Now, my co-mates and brothers in exile,
Hath not old custom made this life more sweet
Than that of painted pomp? Are not these woods
More free from peril than the envious court?
...Sweet are the uses of adversity,
Which, like the toad, ugly and venomous,
Wears yet a precious jewel in his head;
And this our life exempt from public haunt
Finds tongues in trees, books in the running brooks,
Sermons in stones and good in every thing.
I would not change it.
--Shakespeare, As You Like It, Act II, Scene 1
And even in Atlantis of the legend
The night the seas rushed in,
The drowning men still bellowed for their slaves.
--Bertholt Brecht, A Worker Reads History
We took in a marvelous but misdirected exhibition at the New York Asia Museum yesterday on "The Artful Recluse" --the scholars who from the cares and distractions of ordinary life, to pursue the discipline of solitary study. The premise is two fold. One arises from the collapse of the Ming Dynasty in the 17th Century and its conquest by the (foreign, Manchu) Qing who ruled until 1911. By the standard account, some scholar/poet/bureaucrats responded by retreating from court to country (some others, it appears, did not retreat; some retreated and then came back).
So far so good. But the presentation slips almost without notice into a discussion/considertion of a longer tradition of "the reclusive scholar" which extends perhaps at least as far back as the Tang. So, one part specific, contextualized, "historical;" another, a piece of the grand tradition of Chinese identity, existing as it were out of time.
Once you focus on the grand tradition in it own right, you realize that the notion of "the reclusive scholar" in China is stylized in much the same way as the tradition of the pastoral in the West--the pastoral which extends at least from Theokritus in the late Hellenistic through to Marie Antoinette at the Petite Trianon.

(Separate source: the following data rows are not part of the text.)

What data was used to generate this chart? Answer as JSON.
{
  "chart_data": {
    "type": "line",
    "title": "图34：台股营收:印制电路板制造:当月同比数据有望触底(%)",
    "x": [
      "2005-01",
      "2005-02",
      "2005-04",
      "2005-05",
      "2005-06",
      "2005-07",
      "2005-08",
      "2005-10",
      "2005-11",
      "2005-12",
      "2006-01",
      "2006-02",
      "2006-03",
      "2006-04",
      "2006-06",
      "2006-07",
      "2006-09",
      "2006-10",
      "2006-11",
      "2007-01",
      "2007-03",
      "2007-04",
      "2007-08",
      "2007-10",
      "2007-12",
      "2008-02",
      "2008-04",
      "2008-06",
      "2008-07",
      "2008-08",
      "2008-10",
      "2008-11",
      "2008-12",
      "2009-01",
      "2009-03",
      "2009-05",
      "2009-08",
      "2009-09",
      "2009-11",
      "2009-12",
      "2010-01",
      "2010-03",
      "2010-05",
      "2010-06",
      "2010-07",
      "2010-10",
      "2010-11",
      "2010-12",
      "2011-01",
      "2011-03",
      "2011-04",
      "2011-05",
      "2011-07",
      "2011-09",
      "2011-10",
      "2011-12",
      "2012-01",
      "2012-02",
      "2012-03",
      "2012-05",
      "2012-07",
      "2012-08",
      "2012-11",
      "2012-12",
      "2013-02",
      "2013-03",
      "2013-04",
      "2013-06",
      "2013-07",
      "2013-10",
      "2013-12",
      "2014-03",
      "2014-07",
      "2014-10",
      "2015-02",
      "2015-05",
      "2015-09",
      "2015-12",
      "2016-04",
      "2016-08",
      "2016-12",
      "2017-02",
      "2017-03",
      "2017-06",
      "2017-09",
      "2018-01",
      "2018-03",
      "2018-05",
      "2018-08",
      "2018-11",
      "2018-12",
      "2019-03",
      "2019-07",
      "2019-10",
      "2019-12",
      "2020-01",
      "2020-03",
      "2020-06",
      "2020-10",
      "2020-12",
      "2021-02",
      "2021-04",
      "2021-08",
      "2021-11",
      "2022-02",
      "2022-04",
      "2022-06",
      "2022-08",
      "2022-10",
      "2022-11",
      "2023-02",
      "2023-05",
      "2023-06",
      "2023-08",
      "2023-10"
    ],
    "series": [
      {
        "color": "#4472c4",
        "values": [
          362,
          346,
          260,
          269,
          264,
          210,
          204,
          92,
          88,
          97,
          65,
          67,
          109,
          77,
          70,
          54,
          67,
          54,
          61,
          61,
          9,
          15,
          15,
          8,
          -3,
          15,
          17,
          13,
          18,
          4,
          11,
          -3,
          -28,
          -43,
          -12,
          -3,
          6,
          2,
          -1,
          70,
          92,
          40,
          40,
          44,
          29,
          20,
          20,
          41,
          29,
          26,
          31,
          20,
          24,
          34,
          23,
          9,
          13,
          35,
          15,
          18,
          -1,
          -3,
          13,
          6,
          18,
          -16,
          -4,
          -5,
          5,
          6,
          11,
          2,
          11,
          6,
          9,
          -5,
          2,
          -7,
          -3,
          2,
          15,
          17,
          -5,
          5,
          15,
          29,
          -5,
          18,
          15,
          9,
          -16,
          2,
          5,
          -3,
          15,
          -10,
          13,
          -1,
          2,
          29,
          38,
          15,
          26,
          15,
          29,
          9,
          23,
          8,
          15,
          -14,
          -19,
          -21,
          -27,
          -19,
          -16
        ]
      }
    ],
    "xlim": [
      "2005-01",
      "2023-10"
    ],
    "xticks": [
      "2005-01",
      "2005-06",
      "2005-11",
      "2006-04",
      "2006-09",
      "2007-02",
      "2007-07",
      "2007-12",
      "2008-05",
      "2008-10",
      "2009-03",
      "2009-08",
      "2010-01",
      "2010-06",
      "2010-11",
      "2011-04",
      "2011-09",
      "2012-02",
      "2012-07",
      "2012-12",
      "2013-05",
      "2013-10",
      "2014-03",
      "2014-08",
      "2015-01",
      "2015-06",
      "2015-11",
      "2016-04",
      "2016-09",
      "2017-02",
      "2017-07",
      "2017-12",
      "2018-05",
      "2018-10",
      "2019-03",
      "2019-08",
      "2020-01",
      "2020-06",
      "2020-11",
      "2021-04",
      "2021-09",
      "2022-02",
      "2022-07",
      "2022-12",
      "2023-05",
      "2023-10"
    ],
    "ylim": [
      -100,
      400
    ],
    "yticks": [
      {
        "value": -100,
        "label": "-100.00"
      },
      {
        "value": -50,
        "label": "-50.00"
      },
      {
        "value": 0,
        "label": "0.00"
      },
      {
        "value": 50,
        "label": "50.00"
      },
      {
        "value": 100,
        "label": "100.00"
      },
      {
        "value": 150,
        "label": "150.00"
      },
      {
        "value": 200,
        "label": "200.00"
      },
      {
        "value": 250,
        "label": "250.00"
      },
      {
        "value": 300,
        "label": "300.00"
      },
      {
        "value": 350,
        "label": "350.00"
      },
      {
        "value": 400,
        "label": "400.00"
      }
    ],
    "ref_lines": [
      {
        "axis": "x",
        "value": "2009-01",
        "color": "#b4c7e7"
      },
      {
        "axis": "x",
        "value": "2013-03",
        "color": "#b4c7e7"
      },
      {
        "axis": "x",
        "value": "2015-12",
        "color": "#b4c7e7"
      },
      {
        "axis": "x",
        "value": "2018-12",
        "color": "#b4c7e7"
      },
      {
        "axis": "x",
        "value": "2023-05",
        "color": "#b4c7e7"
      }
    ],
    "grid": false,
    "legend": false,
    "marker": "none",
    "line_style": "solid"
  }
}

Bringing the larger tradition into focus, you can take a second look at the historic moment of the Chinese17th Century revolution. You realize that these scholars who rejected the cares of the court seem never to have missed a meal. They still have inkstones and leisure to write with them, and boats, and time for quiet idylls on the water. A lot of their painting and poetry seems designed to honor masters from centuries before. And most particularly: one suspects that the Qing conquerors could if they wished have merely squashed these dissenters like a bug.
There's a giveaway in the comments to s particularly interesting display on the place of "the female recluse":
While a number of women were encouraged by their husbands and sons to go into reclusion, unlike men, women did not hold positions in the civil service from which they could withdraw. For women , therefore, reclusion related to the rejection of traditional positions that they might hold on society.... The use of the term recluse could be a way to describe a woman's removal from following the typical feminine roles of wife, concubine, or courtesan ...Translated, for women, reclusion may have marked a rejection of roles (or perhaps better, an escape from particular forms of bondage), still for men, it was just another job.